While it’s hard to say to what degree our obsession with rigor for rigor’s sake is a feature specific to UChicago, it’s essentially an extension of this same erosion of our individual goals. Part of the problem comes from a frequent coping mechanism for heavy workloads: reframing them as a point of pride. We tell ourselves that when we struggle, it’s not an indicator of our ability, but rather a testament to the amount of pressure we can handle. But as powerful a tool as this can be when we’re being pushed to our limits, such a mindset equates suffering with one’s work ethic. It pushes us to invite suffering onto ourselves wherever we can, irrespective of whether we’re getting anything meaningful out of it. Driven by the American cowboy mentality, we value ourselves by our ability to be exceptional, but ironically shackle ourselves to this abstract cultural norm that prevents us from pursuing our own happiness to the fullest. When we can’t articulate how the adversity we face will bring us long-term fulfillment—not just success as society has defined it, but real satisfaction with the life that we’ve created for ourselves—all of our endeavors become hollow, devoid of any sort of passion or purpose. That’s when we’re forced to resort to comparing ourselves to one another in order to validate the effort we’ve put in.

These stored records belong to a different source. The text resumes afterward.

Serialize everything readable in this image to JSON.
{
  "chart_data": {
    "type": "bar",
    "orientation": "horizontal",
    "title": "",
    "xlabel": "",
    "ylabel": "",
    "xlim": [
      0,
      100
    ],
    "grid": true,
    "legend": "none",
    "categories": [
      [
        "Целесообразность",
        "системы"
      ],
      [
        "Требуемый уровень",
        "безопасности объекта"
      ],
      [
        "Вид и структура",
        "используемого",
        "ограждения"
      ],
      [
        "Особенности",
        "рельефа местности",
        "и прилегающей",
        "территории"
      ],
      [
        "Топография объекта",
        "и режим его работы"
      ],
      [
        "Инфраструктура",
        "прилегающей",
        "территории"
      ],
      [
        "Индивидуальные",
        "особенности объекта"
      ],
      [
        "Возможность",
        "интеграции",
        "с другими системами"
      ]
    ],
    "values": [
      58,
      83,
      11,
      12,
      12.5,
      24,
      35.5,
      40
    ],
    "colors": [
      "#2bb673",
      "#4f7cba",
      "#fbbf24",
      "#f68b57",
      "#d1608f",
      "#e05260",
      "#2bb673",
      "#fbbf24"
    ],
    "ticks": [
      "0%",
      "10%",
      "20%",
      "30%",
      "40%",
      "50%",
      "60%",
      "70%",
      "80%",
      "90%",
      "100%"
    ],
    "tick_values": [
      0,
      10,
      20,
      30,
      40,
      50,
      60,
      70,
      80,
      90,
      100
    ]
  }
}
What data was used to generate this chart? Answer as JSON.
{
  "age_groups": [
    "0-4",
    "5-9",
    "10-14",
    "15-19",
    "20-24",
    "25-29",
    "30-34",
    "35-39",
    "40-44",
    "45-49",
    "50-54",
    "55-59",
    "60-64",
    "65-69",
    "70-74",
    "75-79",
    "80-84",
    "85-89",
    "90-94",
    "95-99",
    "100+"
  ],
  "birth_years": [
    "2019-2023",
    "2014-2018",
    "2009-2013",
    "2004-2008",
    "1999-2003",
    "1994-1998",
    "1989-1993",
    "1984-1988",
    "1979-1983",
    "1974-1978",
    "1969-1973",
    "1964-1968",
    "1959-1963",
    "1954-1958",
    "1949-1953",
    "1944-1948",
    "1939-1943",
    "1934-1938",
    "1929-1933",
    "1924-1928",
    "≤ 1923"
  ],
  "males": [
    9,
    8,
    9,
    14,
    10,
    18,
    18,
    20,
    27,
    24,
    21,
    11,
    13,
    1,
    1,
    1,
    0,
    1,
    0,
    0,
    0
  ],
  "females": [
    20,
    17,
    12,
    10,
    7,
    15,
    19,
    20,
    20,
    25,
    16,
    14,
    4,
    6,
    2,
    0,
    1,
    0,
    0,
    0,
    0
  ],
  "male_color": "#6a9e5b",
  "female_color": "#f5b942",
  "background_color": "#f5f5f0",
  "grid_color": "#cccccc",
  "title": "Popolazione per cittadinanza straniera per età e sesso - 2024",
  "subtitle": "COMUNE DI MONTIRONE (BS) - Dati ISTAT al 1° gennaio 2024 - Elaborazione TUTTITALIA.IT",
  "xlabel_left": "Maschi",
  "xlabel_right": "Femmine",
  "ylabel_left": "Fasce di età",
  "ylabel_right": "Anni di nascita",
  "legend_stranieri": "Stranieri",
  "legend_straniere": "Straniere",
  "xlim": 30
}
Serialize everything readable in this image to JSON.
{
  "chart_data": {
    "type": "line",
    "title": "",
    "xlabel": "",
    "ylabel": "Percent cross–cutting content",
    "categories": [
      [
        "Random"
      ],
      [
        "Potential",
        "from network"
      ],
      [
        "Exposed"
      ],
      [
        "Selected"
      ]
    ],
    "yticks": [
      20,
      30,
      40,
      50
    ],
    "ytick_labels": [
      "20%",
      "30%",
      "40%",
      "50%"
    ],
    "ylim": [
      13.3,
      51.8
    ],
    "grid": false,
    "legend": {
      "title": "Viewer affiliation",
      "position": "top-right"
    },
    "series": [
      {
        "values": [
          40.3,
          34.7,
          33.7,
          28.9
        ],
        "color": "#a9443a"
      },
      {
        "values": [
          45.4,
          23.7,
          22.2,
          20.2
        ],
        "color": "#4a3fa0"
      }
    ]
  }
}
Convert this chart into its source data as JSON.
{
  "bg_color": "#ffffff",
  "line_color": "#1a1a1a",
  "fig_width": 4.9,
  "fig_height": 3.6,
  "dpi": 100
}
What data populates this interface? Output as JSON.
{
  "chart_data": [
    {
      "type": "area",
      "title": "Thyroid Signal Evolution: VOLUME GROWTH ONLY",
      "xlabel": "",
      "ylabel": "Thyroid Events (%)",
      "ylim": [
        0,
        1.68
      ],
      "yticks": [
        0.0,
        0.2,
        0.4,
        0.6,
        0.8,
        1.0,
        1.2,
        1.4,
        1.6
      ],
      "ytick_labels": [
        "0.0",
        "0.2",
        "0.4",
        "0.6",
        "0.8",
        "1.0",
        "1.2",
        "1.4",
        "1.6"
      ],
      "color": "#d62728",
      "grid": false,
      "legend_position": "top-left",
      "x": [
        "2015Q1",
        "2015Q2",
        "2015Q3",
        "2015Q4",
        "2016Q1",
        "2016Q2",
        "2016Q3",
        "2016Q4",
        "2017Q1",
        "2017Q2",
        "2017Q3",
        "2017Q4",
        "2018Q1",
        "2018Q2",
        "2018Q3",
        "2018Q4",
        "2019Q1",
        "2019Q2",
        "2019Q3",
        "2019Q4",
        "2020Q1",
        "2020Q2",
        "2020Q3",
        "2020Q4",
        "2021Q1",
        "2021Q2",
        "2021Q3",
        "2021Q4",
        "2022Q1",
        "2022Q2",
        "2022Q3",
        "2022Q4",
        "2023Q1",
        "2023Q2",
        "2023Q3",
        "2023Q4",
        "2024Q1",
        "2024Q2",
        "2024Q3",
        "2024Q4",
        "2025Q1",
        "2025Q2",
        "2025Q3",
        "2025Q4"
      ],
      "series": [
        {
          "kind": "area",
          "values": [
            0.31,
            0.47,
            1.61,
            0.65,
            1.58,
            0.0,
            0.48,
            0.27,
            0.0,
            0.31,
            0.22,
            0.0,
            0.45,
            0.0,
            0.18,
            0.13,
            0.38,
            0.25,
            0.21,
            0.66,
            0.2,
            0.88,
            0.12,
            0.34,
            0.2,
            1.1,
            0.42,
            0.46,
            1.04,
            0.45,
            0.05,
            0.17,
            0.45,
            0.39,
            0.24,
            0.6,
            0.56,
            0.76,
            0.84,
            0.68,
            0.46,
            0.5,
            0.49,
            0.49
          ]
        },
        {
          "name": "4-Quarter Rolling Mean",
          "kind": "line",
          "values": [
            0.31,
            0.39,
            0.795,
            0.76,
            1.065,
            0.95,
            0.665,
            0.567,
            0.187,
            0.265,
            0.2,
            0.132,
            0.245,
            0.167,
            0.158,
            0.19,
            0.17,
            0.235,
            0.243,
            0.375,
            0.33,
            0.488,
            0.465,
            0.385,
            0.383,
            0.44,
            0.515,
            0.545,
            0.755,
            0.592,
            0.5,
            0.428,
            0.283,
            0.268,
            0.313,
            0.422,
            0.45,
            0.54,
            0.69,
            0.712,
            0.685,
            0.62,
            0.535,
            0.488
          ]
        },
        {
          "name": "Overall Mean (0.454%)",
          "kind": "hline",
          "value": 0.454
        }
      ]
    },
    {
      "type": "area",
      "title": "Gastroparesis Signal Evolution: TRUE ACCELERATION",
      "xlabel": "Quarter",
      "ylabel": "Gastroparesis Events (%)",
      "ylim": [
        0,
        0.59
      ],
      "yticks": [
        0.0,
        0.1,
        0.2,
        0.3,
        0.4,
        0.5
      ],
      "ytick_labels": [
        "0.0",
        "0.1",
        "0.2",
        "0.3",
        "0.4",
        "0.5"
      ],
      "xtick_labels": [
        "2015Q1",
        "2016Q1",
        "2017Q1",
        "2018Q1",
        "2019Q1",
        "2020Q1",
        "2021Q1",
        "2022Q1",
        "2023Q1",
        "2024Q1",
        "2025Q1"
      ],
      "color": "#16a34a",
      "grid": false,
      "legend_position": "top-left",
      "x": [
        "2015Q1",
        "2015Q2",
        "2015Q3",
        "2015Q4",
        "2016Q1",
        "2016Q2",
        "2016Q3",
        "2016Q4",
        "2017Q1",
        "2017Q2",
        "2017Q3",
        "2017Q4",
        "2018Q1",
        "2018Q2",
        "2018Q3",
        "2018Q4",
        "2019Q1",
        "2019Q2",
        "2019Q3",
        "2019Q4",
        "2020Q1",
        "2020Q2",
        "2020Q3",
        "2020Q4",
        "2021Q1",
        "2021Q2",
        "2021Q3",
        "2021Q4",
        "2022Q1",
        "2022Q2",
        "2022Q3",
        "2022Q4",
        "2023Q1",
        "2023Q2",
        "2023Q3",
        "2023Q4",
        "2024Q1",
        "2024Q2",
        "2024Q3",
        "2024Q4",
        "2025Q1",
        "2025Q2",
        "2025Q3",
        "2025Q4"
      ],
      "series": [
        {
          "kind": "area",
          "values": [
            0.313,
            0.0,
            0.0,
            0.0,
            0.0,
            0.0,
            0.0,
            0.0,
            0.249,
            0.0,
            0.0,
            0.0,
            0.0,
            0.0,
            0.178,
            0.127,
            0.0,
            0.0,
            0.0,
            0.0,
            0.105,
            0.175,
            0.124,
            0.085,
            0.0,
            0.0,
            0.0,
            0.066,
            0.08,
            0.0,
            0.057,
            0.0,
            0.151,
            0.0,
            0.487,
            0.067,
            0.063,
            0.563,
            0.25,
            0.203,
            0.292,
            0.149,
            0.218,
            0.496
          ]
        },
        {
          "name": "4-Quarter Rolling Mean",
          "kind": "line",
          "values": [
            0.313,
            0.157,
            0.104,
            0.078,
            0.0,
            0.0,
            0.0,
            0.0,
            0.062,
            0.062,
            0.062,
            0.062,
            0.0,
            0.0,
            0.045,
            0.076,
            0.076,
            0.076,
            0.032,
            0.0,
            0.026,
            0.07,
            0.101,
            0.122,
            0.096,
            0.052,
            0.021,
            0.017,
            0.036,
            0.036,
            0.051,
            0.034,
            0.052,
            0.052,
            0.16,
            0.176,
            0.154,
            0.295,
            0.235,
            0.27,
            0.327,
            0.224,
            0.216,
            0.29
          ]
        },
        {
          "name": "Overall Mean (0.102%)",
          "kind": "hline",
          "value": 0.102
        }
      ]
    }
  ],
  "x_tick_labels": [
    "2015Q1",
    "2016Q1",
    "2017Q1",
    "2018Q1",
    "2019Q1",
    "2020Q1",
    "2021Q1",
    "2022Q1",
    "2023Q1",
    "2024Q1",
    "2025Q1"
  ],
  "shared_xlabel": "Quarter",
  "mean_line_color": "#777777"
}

It’s not as if realizing our own goals and values needs to be mutually exclusive with a conventional portrait of success. But distinguishing between what the world says we should have accomplished and what steps will help us reach those goals is critical. Our unhealthy preoccupation with being more capable than those around us is only given room to grow when we lose sight of the fundamental reasons we accept challenges in the first place. Likewise, if we view subjects that engage and invite us to learn more simply as gateways to a career worthy of others’ respect, then we’re studying them for the wrong reasons.
The painful reality is that expecting oneself to be free of flaws or failures is an unattainable standard, but with that said, there’s no compelling reason to hold ourselves to it in the first place. After all, maintaining universal values, such as dedication, adaptability, integrity, and collaboration, is far from synonymous with excelling at every task set before us. And that’s precisely what’s beautiful about those virtues: When we live by them to the best of our ability, it’s okay when we inevitably stumble or fall short. Because if life, with all its intrigue and intricacy, can be messy, unpredictable, and unfair in equal measures, then we’re allowed to be just as imperfect.
Tejas Narayan is a second-year in the College.